During the fall semester of last year, Lifson, who is largely spearheading the proposal, and other members of RLC issued a two-part proposal that would allow students to choose their roommates regardless of gender in several of CMC’s residence halls, and would designate two gender-neutral bathrooms in Claremont Hall. If passed by the CMC Board of Trustees next semester, the proposal will change a housing policy at CMC that has been in effect since 1946.

Currently, CMC residence halls Auen, Berger, Benson, Phillips, and Fawcett, as well as the first floors of Stark and Marks residence halls, are designated male-only or female-only. Other buildings, including Beckett and Claremont, as well as the second and third floors of Stark and the second and third floors of Marks, allow men and women to inhabit the same floor, but not the same rooms.

“The first proposal would lift all restrictions on roommate gender for multi-occupant rooms on mixed-gender floors,” Lifson wrote. “Returning students could opt to live with a roommate of whatever gender they wish, but would have to voluntarily self-select such an arrangement.”

The second part of the proposal, which will be voted on independently of the first part, would designate two gender-neutral bathrooms in Claremont Hall, which is currently entirely gender-mixed with one male and one female bathroom at each end. If this part of the proposal is passed, the residence hall will have male-only rooms at one end and female-only rooms at the other, with gender-mixed rooms in the middle. The two bathrooms on the male end will become male-only and gender-neutral, and the bathrooms on the female end will be female and gender-neutral.

CMC Assistant Dean of Students and Director of Residential Life Eric Vos echoed Lifson’s concern that the school’s current housing situation may not accommodate some LGBTQ students, who under the current policy are required to live with a roommate whose personal understanding of their gender identity may not coincide with their own. Also, the other three co-ed schools at the Claremont Colleges, i.e. Pitzer College, Pomona College, and Harvey Mudd College, adopted gender-neutral housing several years ago, leaving some students and faculty wondering why CMC has not yet followed suit.

“This movement reflects the same rationale that the other colleges have utilized: providing housing spaces that are gender-neutral would provide comfortable and welcoming environments for [LGBTQ] and gender-nonconforming students,” Vos wrote. “I do consider CMC to be somewhat ‘behind the times,’ in terms of at least considering [this issue].”

Lifson added that the school’s archaic housing policy may dissuade some potential applicants from considering CMC.

“The current policy drives away prospective students,” he wrote. “CMC is losing qualified applications to the other leading liberal arts colleges.”
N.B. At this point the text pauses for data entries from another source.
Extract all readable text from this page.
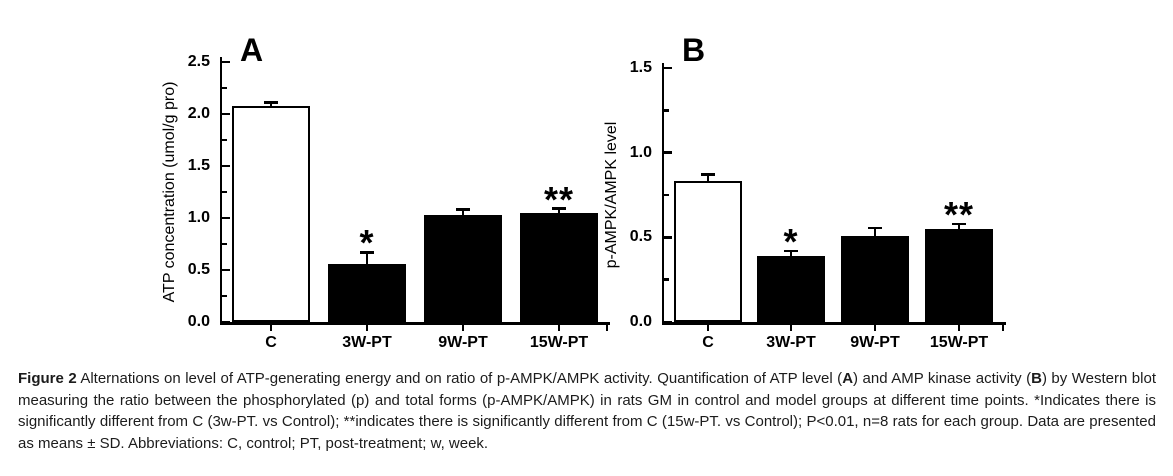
0.0
0.5
1.0
1.5
2.0
2.5
C	3W-PT
*
9W-PT	15W-PT
**
ATP concentration (umol/g pro)
A
0.0
0.5
1.0
1.5
C	3W-PT
*
9W-PT	15W-PT
**
p-AMPK/AMPK level
B

Figure 2 Alternations on level of ATP-generating energy and on ratio of p-AMPK/AMPK activity. Quantification of ATP level (A) and AMP kinase activity (B) by Western blot measuring the ratio between the phosphorylated (p) and total forms (p-AMPK/AMPK) in rats GM in control and model groups at different time points. *Indicates there is significantly different from C (3w-PT. vs Control); **indicates there is significantly different from C (15w-PT. vs Control); P<0.01, n=8 rats for each group. Data are presented as means ± SD. Abbreviations: C, control; PT, post-treatment; w, week.
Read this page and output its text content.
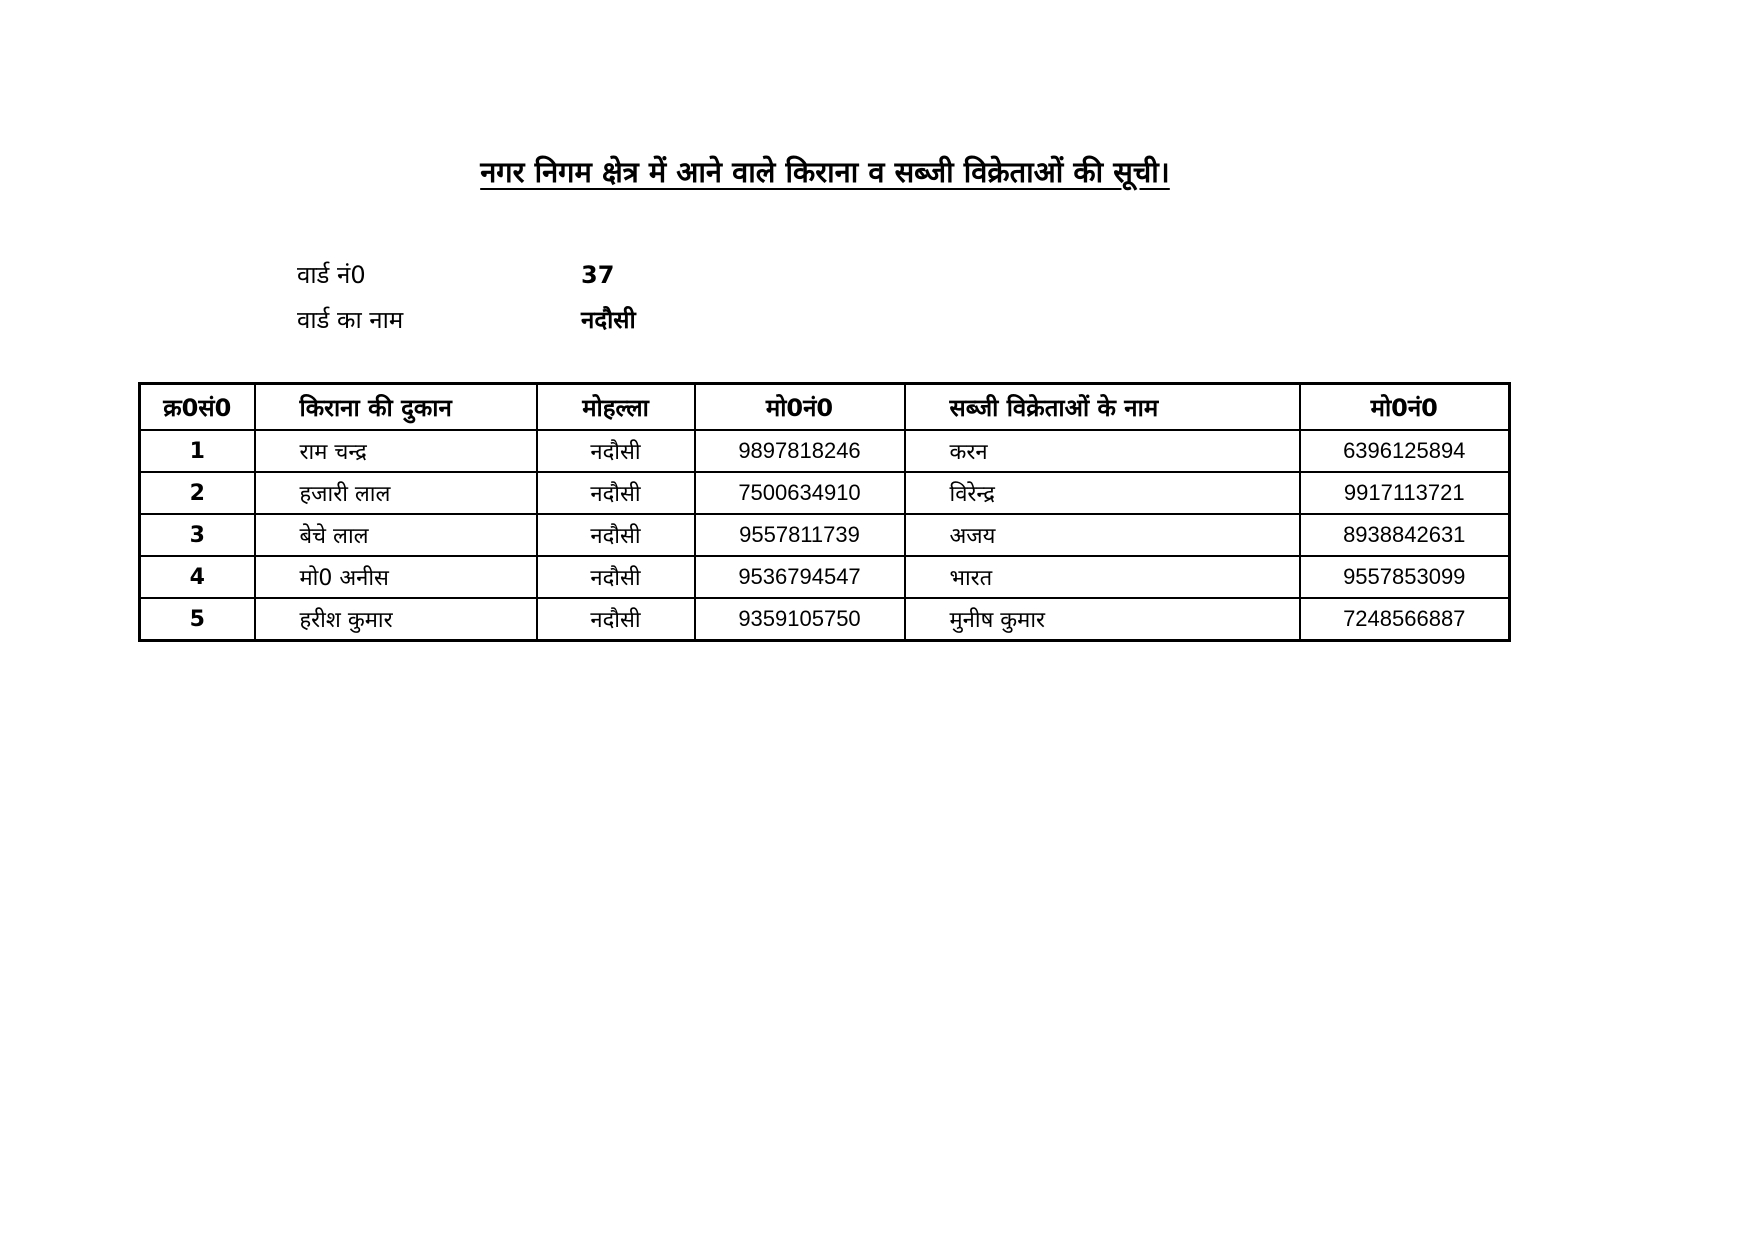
नगर निगम क्षेत्र में आने वाले किराना व सब्जी विक्रेताओं की सूची।
वार्ड नं0	37
वार्ड का नाम	नदौसी
क्र0सं0	किराना की दुकान	मोहल्ला	मो0नं0	सब्जी विक्रेताओं के नाम	मो0नं0
1	राम चन्द्र	नदौसी	9897818246	करन	6396125894
2	हजारी लाल	नदौसी	7500634910	विरेन्द्र	9917113721
3	बेचे लाल	नदौसी	9557811739	अजय	8938842631
4	मो0 अनीस	नदौसी	9536794547	भारत	9557853099
5	हरीश कुमार	नदौसी	9359105750	मुनीष कुमार	7248566887
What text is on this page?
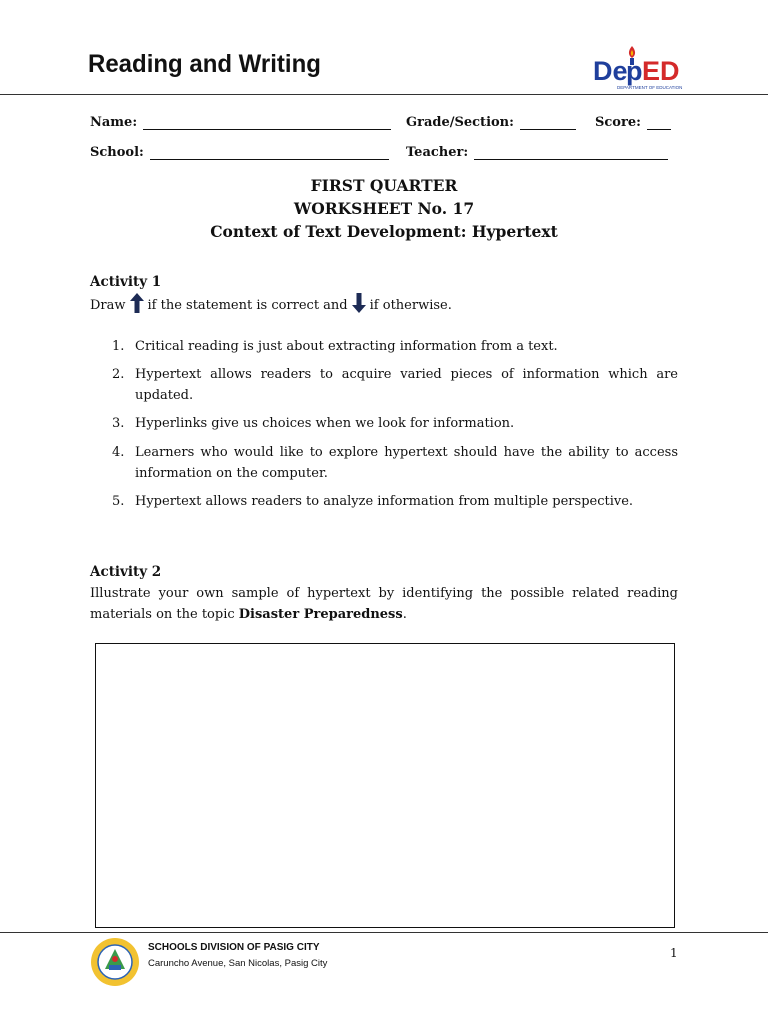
Reading and Writing	De
p ED
DEPARTMENT OF EDUCATION
Name:	Grade/Section:	Score:
School:	Teacher:
FIRST QUARTER
WORKSHEET No. 17
Context of Text Development: Hypertext
Activity 1
Draw if the statement is correct and if otherwise.
1. Critical reading is just about extracting information from a text.
2. Hypertext allows readers to acquire varied pieces of information which are updated.
3. Hyperlinks give us choices when we look for information.
4. Learners who would like to explore hypertext should have the ability to access information on the computer.
5. Hypertext allows readers to analyze information from multiple perspective.
Activity 2
Illustrate your own sample of hypertext by identifying the possible related reading materials on the topic Disaster Preparedness.
SCHOOLS DIVISION OF PASIG CITY
Caruncho Avenue, San Nicolas, Pasig City
1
Lifson and others members of RLC are currently making final changes to the proposal, which will then be sent to administrators and the Board of Trustees for approval. Lifson said he was hopeful that both proposals would pass.

“We’re optimistic about the proposal’s chances of passing,” he wrote. “We’ve encountered nothing but support from the student body and Dean of Students Office. We hope to have resolutions of support from both the Student Senate and the Associated Students of Claremont McKenna College Executive Board before the proposal goes to the Board of Trustees.”

Vos recognized the broad support that the proposal has received, but he said it could face opposition.

“Gender-neutral housing could certainly be contentious with some administrators or board members,” he wrote.

Debates over gender-neutral housing have taken place at CMC in the past. Several years ago, a proposal to designate the school’s Senior Apartments as such was passed by the Board of Trustees after an initial rejection.

“CMC is moving in the right direction,” Lifson wrote. “If the proposal fails, we’ll try again the following year. It will pass.”